Shorthand used in my formulation:

• $x$: the set of arguments passed to the function
• $x_i$: the argument passed at position $i$
• $n$: the total number of arguments
• $P_n=\prod_{i=1}^nx_i$
• $C$: the set of all combinations of $x$ excluding the last element and resulting set length $n-2$
  • Ex.: $x=\{a, b, c, d, e\}$
  • $C=\{{\{a, b, c\}}, {\{a, b, d\}}, {\{a, c, d\}}, {\{b, c, d\}}\}$
• $C_i$ the group/set element at index $i$
• $D_i$ the product of the elements at $C_i$

\begin{equation} \sqrt{\sum_{i=1}^nx_i}=\left|P_{n-1}\right|\sqrt{\sum_{k=1}^{n-2}\frac{1}{{D_k}^2}+\left(\frac{x_n}{P_{n-1}}\right)^2} \end{equation}

Answer 1

Ok a lot question let's answer the first!
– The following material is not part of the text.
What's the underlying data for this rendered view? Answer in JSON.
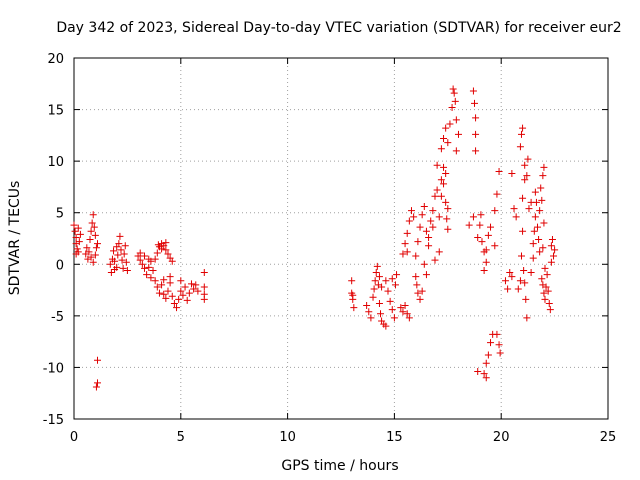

Given a Set $A=\{a,b,c,d\}$ all subsets with $n=3$ elements are:

$$ \{a,b,c\}, \{a,b,d\}, \{a,c,d\}, \{b,c,d\} $$

To generate this list you can use this (in c), given $|A|=\#A=m$

# Counter Array int count[n]; int j;

# Initialise Array
for(; j < n; j++){
    count[j] = j;
}

# Now Iterate throught all combinations
while(1){
    for(j=n-1; 1; j--){
        count[j] += 1;

        if(count[j] >= m-n-j){
            if(j==0){
                goto abort;
            }
            count[j] = count[j-1]+1;
        }
        else{
            break;
        }
    }

    # Here you got your Set `count`
}
abort:

But this is supposed to be a help to understand the problem. This can be optimized!